La planta en forma de “T” del conjunto, que permite segregar la zona infantil de la de primaria, facilitando de paso la requerida construcción en dos fases del Colegio, convierte al nudo de encuentro entre sus tres alas en una especie de plaza central, donde confluyen los caminos, de donde nace la distribución matutina de los alumnos y los profesores, donde se centralizan la información y las relaciones públicas. El proyecto lo formalizó como un cubo de aire a toda la altura del edificio, con penetraciones de luz natural a diferentes alturas, donde la mirada localiza el acceso a la galería de infantil, el pasillo del profesorado, las dos galerías de infantil, a la escalera de primaria – voluntariamente monumentalizada -, la salida al patio, la sala de usos múltiples, la consejería y la secretaría. Una plaza mayor, con el aire ligeramente festivo que le confieren las luminarias esféricas suspendidas.

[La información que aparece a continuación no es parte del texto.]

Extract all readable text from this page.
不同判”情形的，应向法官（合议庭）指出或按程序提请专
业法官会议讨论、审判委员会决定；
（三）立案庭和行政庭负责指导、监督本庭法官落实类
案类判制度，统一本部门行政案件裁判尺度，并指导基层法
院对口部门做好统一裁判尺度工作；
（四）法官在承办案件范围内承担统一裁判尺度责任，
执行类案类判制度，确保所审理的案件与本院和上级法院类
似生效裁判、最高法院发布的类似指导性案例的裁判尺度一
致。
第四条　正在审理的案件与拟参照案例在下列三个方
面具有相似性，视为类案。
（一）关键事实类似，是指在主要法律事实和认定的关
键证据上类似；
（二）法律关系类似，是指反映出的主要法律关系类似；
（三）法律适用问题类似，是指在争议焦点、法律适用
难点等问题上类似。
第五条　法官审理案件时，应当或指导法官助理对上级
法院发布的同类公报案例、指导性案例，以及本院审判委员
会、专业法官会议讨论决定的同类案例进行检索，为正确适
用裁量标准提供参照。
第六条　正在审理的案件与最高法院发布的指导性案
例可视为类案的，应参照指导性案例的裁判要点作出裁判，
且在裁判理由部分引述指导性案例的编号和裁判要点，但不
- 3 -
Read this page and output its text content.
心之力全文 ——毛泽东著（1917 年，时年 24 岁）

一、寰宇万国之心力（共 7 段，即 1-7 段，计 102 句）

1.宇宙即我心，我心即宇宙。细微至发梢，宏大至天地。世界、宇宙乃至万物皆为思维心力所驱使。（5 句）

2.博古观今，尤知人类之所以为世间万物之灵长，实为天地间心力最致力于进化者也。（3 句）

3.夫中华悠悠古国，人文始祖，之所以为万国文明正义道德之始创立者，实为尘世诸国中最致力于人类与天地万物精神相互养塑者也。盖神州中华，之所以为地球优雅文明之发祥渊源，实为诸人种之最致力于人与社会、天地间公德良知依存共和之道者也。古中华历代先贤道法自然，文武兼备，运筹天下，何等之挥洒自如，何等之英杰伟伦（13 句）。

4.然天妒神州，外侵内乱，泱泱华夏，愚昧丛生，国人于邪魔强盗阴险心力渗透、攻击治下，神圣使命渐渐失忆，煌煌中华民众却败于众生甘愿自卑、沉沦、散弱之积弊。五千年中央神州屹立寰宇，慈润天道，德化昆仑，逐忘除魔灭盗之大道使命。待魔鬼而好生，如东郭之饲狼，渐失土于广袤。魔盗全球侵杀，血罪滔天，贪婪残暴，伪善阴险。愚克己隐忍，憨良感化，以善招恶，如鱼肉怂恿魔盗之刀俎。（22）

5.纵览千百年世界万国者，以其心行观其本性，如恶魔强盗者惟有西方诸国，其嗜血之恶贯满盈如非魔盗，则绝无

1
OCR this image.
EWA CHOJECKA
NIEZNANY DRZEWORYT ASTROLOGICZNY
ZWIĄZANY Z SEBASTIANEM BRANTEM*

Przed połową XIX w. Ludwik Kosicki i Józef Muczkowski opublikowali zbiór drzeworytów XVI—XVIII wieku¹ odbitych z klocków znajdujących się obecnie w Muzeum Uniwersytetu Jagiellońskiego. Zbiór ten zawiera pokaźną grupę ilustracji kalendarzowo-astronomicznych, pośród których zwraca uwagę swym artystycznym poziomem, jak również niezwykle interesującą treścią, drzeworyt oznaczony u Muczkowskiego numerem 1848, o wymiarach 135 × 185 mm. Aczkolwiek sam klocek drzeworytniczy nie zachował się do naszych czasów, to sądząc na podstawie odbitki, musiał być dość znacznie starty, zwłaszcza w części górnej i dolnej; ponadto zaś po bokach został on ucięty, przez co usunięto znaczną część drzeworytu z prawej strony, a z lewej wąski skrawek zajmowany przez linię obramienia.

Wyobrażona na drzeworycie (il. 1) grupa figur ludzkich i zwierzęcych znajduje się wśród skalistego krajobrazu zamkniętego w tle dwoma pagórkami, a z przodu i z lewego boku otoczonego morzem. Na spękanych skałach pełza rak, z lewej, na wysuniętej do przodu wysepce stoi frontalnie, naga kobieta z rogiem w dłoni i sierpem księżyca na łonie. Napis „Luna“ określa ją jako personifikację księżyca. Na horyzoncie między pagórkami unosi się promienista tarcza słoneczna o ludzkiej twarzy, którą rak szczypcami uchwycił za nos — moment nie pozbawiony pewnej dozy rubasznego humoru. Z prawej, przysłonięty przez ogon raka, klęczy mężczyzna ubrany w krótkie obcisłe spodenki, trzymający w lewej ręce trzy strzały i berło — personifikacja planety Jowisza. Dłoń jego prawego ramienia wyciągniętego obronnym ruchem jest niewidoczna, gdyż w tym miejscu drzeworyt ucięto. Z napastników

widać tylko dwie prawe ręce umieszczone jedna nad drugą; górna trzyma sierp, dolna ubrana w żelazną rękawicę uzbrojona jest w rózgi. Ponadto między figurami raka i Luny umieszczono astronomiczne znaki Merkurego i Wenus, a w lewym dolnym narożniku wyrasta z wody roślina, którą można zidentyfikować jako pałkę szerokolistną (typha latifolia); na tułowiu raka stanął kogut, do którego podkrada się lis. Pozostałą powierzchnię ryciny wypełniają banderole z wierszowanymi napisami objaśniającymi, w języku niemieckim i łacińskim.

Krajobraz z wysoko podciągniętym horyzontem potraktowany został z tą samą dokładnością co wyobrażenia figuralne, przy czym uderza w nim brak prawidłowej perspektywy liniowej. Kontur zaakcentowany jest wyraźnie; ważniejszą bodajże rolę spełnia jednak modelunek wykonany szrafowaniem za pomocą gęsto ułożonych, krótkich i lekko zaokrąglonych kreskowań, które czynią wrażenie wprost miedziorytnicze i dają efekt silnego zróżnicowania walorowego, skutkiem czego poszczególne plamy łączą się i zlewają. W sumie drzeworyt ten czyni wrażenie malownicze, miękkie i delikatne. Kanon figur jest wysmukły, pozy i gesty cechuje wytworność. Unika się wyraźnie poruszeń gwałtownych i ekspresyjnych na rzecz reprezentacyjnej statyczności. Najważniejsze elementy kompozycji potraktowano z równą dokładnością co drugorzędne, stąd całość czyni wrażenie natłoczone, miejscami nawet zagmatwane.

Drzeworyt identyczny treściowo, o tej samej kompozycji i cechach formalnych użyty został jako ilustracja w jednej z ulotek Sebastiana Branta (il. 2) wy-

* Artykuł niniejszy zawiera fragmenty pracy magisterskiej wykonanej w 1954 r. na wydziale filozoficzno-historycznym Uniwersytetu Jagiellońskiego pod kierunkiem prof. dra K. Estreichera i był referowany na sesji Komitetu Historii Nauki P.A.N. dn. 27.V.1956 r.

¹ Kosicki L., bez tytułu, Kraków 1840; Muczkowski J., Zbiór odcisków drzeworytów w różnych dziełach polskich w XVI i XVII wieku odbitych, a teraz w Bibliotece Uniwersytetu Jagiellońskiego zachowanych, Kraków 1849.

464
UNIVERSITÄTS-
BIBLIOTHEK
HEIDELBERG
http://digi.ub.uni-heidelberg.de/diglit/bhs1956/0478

Por su parte el porche del patio comparte con el atrio ese tratamiento que podría considerarse “fuera de escala” respecto a trazado habitual de los colegios andaluces. Su cubierta se eleva a la coronación del conjunto y su planta se ensancha hasta que el espacio toma las proporciones de una especie de basílica. Intencionadamente sobredimensionado para exceder la mera función de proteger de la lluvia o el sol, el gran umbráculo colectivo será a la vez el lugar de celebración del encuentro, de los eventos o las grandes celebraciones. Un gran escenario, una basílica o un palio que invita a toda la comunidad educativa, según las épocas o los eventos.

Los colegios: nuestra semilla de futuro. Faros de esperanza en las nuevas generaciones que brillan en nuestro presente a veces tan gris. Vista con perspectiva, nuestra propia elección del color amarillo en la obra de Las Cabezas, que en principio se justificó por la búsqueda del contraste del edificio institucional con el trasfondo del blanco caserío, tal vez contuviera un homenaje inconsciente al ladrillo dorado de las pioneras escuelas del Consejo escolar londinense.

1 Klinger, Leslie S (ed.), The New Annotated Sherlock Holmes. W.W. Norton Company, Londres, 2005.